Risk Stratification for Diabetic Retinopathy Screening Order Using Deep Learning: A Multicenter Prospective Study

Ashish Bora
Sunny Virmani
Rayman Huang
Ilana Traynis
Lily Peng
Avinash Varadarajan
Warisara Pattanapongpaiboon
Reena Chopra
Dr. Paisan Raumviboonsuk
Translational Vision Science & Technology (2023)

Abstract

Purpose: Real-world evaluation of a deep learning model that prioritizes patients based on risk of progression to moderate or worse (MOD+) diabetic retinopathy (DR).

Methods: This nonrandomized, single-arm, prospective, interventional study included patients attending DR screening at four centers across Thailand from September 2019 to January 2020, with mild or no DR. Fundus photographs were input into the model, and patients were scheduled for their subsequent screening from September 2020 to January 2021 in order of predicted risk. Evaluation focused on model sensitivity, defined as correctly ranking patients that developed MOD+ within the first 50% of subsequent screens.
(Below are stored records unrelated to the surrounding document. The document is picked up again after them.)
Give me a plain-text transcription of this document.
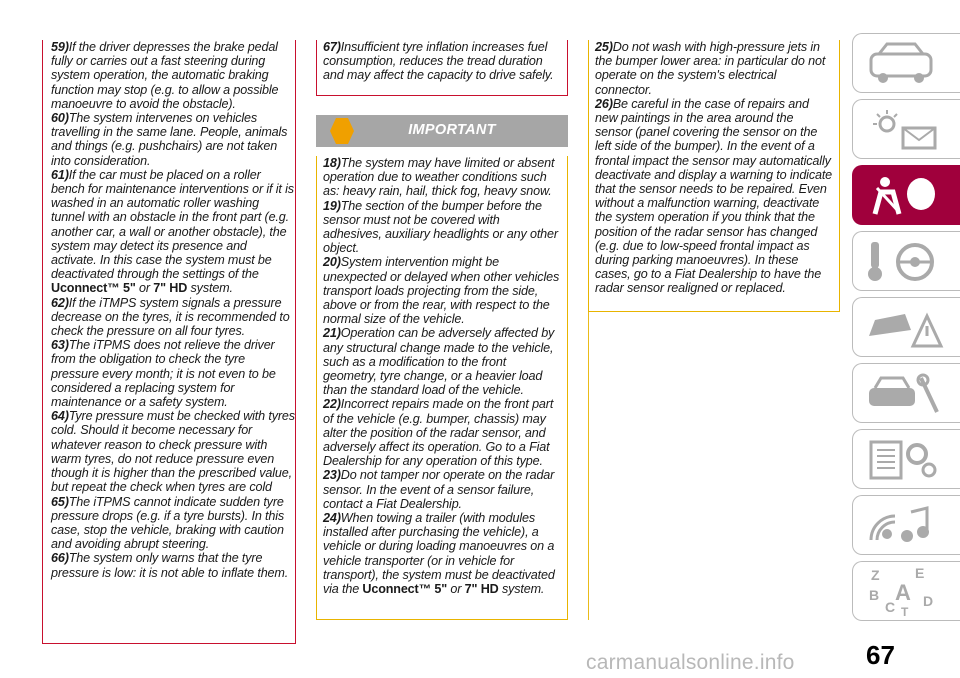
59)If the driver depresses the brake pedal fully or carries out a fast steering during system operation, the automatic braking function may stop (e.g. to allow a possible manoeuvre to avoid the obstacle).

60)The system intervenes on vehicles travelling in the same lane. People, animals and things (e.g. pushchairs) are not taken into consideration.

61)If the car must be placed on a roller bench for maintenance interventions or if it is washed in an automatic roller washing tunnel with an obstacle in the front part (e.g. another car, a wall or another obstacle), the system may detect its presence and activate. In this case the system must be deactivated through the settings of the Uconnect™ 5" or 7" HD system.

62)If the iTMPS system signals a pressure decrease on the tyres, it is recommended to check the pressure on all four tyres.

63)The iTPMS does not relieve the driver from the obligation to check the tyre pressure every month; it is not even to be considered a replacing system for maintenance or a safety system.

64)Tyre pressure must be checked with tyres cold. Should it become necessary for whatever reason to check pressure with warm tyres, do not reduce pressure even though it is higher than the prescribed value, but repeat the check when tyres are cold

65)The iTPMS cannot indicate sudden tyre pressure drops (e.g. if a tyre bursts). In this case, stop the vehicle, braking with caution and avoiding abrupt steering.

66)The system only warns that the tyre pressure is low: it is not able to inflate them.

67)Insufficient tyre inflation increases fuel consumption, reduces the tread duration and may affect the capacity to drive safely.

IMPORTANT

18)The system may have limited or absent operation due to weather conditions such as: heavy rain, hail, thick fog, heavy snow.

19)The section of the bumper before the sensor must not be covered with adhesives, auxiliary headlights or any other object.

20)System intervention might be unexpected or delayed when other vehicles transport loads projecting from the side, above or from the rear, with respect to the normal size of the vehicle.

21)Operation can be adversely affected by any structural change made to the vehicle, such as a modification to the front geometry, tyre change, or a heavier load than the standard load of the vehicle.

22)Incorrect repairs made on the front part of the vehicle (e.g. bumper, chassis) may alter the position of the radar sensor, and adversely affect its operation. Go to a Fiat Dealership for any operation of this type.

23)Do not tamper nor operate on the radar sensor. In the event of a sensor failure, contact a Fiat Dealership.

24)When towing a trailer (with modules installed after purchasing the vehicle), a vehicle or during loading manoeuvres on a vehicle transporter (or in vehicle for transport), the system must be deactivated via the Uconnect™ 5" or 7" HD system.

25)Do not wash with high-pressure jets in the bumper lower area: in particular do not operate on the system's electrical connector.

26)Be careful in the case of repairs and new paintings in the area around the sensor (panel covering the sensor on the left side of the bumper). In the event of a frontal impact the sensor may automatically deactivate and display a warning to indicate that the sensor needs to be repaired. Even without a malfunction warning, deactivate the system operation if you think that the position of the radar sensor has changed (e.g. due to low-speed frontal impact as during parking manoeuvres). In these cases, go to a Fiat Dealership to have the radar sensor realigned or replaced.

Z	E
B A
C D
T
67
carmanualsonline.info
Results: We analyzed 1,757 patients, of which 52 (3.0%) developed MOD+. Using the model-proposed order, the model's sensitivity was 90.4%. Both the model-proposed order and mild/no DR plus HbA1c had significantly higher sensitivity than the random order (P < 0.001). Excluding one major (rural) site that had practical implementation challenges, the remaining sites included 567 patients and 15 (2.6%) developed MOD+. Here, the model-proposed order achieved 86.7% versus 73.3% for the ranking that used DR grade and hemoglobin A1c.

Conclusions: The model can help prioritize follow-up visits for the largest subgroups of DR patients (those with no or mild DR). Further research is needed to evaluate the impact on clinical management and outcomes.

Translational Relevance: Deep learning demonstrated potential for risk stratification in DR screening. However, real-world practicalities must be resolved to fully realize the benefit.